As I said, there are exceptions, but 6/4 is usually a simple meter. I know it’s not a big deal, but I’ve more or less devoted my entire life to the art of rhythm and seeing people argue with me when I know for a fact that I’m right really irks me. Of course there are instances where 6/4 is felt in groups of three (like how 4/4 can be divided into 3,3,2 but we would never call that the primary subdivision of the time signature), but that’s an example of bending the rules, not the rule itself. As a teacher, it is my job to teach the rules of common practice, and focusing on the exceptions before the rules themselves are learned confuses the lesson. You have to know the rules before you can bend and break them.
I'm not sure I should answer this as you seem so sure of yourself. But I guess I will...

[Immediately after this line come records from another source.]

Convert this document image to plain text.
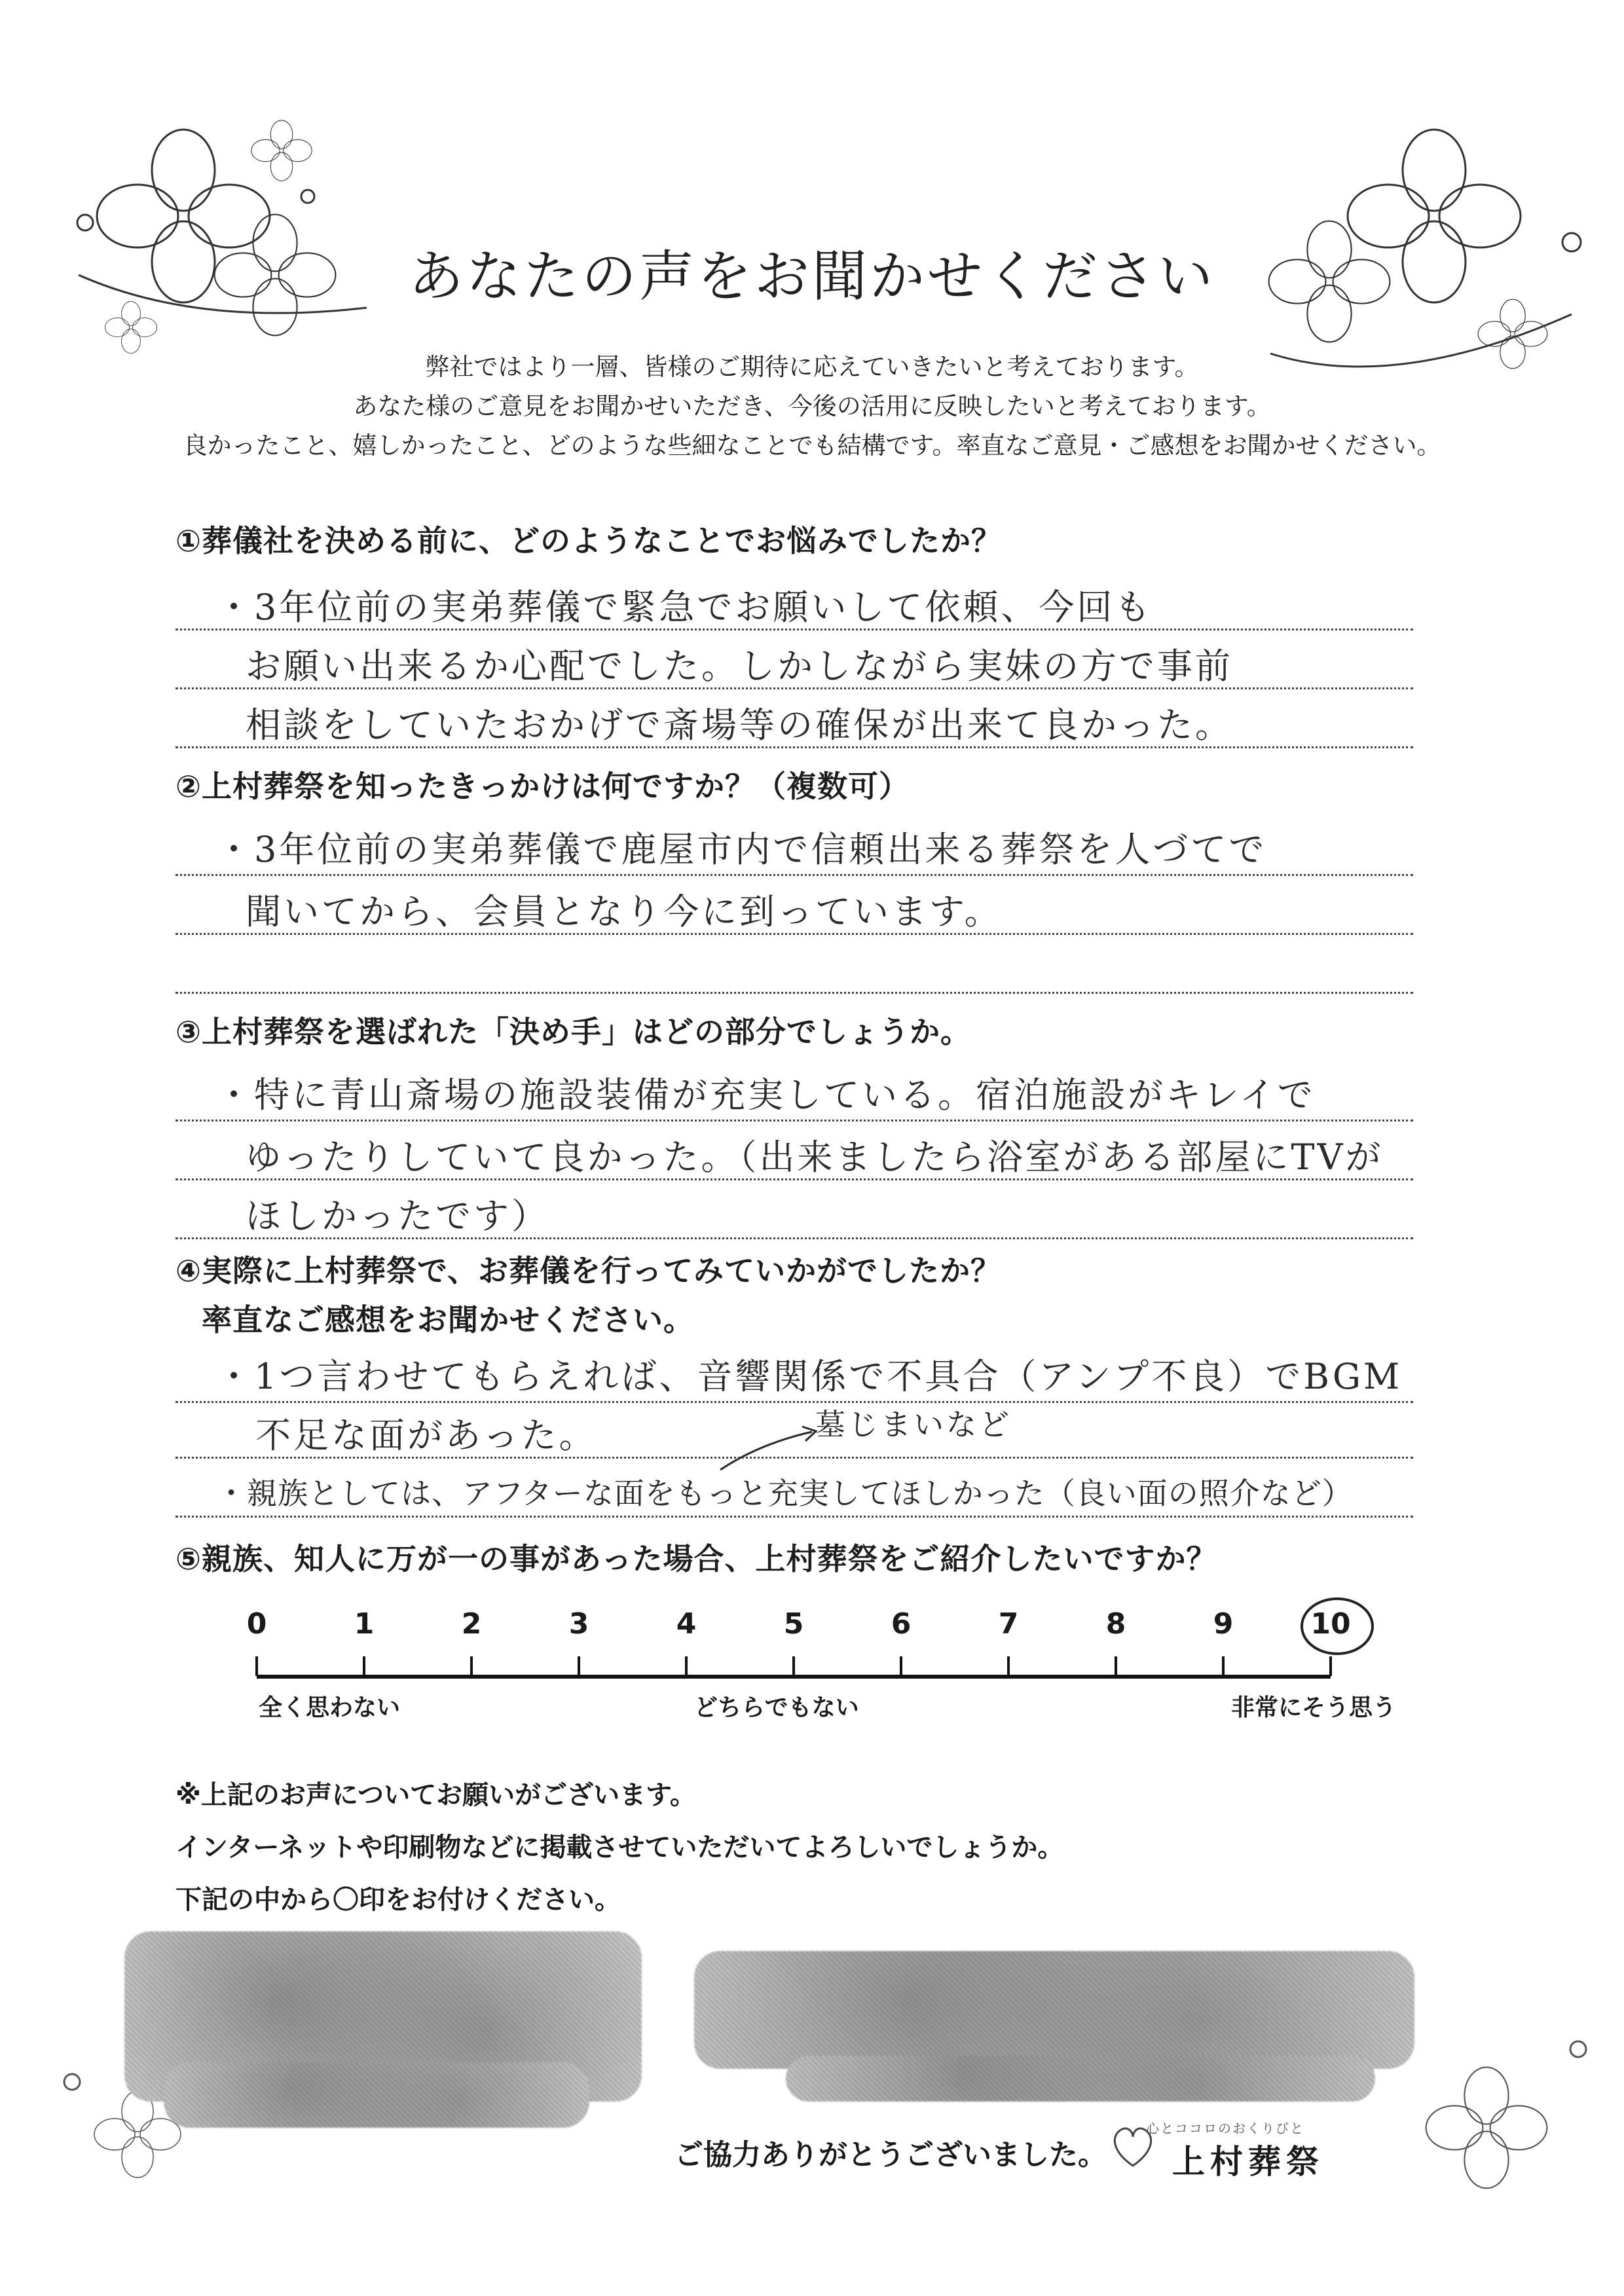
あなたの声をお聞かせください
弊社ではより一層、皆様のご期待に応えていきたいと考えております。
あなた様のご意見をお聞かせいただき、今後の活用に反映したいと考えております。
良かったこと、嬉しかったこと、どのような些細なことでも結構です。率直なご意見・ご感想をお聞かせください。
①葬儀社を決める前に、どのようなことでお悩みでしたか？
・3年位前の実弟葬儀で緊急でお願いして依頼、今回も
お願い出来るか心配でした。しかしながら実妹の方で事前
相談をしていたおかげで斎場等の確保が出来て良かった。
②上村葬祭を知ったきっかけは何ですか？（複数可）
・3年位前の実弟葬儀で鹿屋市内で信頼出来る葬祭を人づてで
聞いてから、会員となり今に到っています。
③上村葬祭を選ばれた「決め手」はどの部分でしょうか。
・特に青山斎場の施設装備が充実している。宿泊施設がキレイで
ゆったりしていて良かった。（出来ましたら浴室がある部屋にTVが
ほしかったです）
④実際に上村葬祭で、お葬儀を行ってみていかがでしたか？
率直なご感想をお聞かせください。
・1つ言わせてもらえれば、音響関係で不具合（アンプ不良）でBGM
不足な面があった。	墓じまいなど
・親族としては、アフターな面をもっと充実してほしかった（良い面の照介など）
⑤親族、知人に万が一の事があった場合、上村葬祭をご紹介したいですか？
0	1	2	3	4	5	6	7	8	9	10
全く思わない	どちらでもない	非常にそう思う
※上記のお声についてお願いがございます。
インターネットや印刷物などに掲載させていただいてよろしいでしょうか。
下記の中から〇印をお付けください。
ご協力ありがとうございました。
心とココロのおくりびと
上村葬祭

You're talking about popular music. The theoritical framework of popular music is full of mistakes, and it's not written music (for most of it anyway). In classical music (which is the basis for time signature writing, even if pratices have evolved over time, and is written music), 6/4 is a compound time signature. It is the rule. It's the 6/4 in simple meter that is a bending of the rule. In the same way, the number at the bottom of the time signature doesn't designate the feel. It might give this impression in popular music pratice, but it's actually untrue.
If I really need to prove this, here is Brahm's first violin sonata:
Here are the bassons at the beginning of Holst's Uranus, from The Planets (it's in 6/4) :
Here is Scriabin prelude op.11 n° 4 (fun fact, op.11 n° 1 is written in 2/2) :
These are not exceptions, but applications of the rule. You mentioned the "rules of common practice": the music of these composers is the one these rules originated from (I also found examples in Bach, Chopin, etc.).
6/4 is a compound time signature, unless you think Scriabin, Brahms and Holst, were wrong and didn't know what they were doing.
Actually, if you want to be pedantic, 6/4 is a compound duple time signature, because it's two groups of three (9/8 is a compound triple time signature, 2/4 a simple duple time signature, 4/4 a simple quadruple time signature, etc.).
Another example I like is the first movement of Prokofiev's second symphony is written mostly in 3/2, but it switches to 6/4 at several points. A good example :
This is good time signature writing. Also note how Prokofiev wrote 4/4 in the last measure, and not 2/2 like elsewhere in the score.
I'm completely fine with 6/4 considered as a simple triple time signature, but it's a wrong practice that have become an habit in popular music, and should not be considered as the "true" rule. It's not, both from a historical point of view and a theoritical one.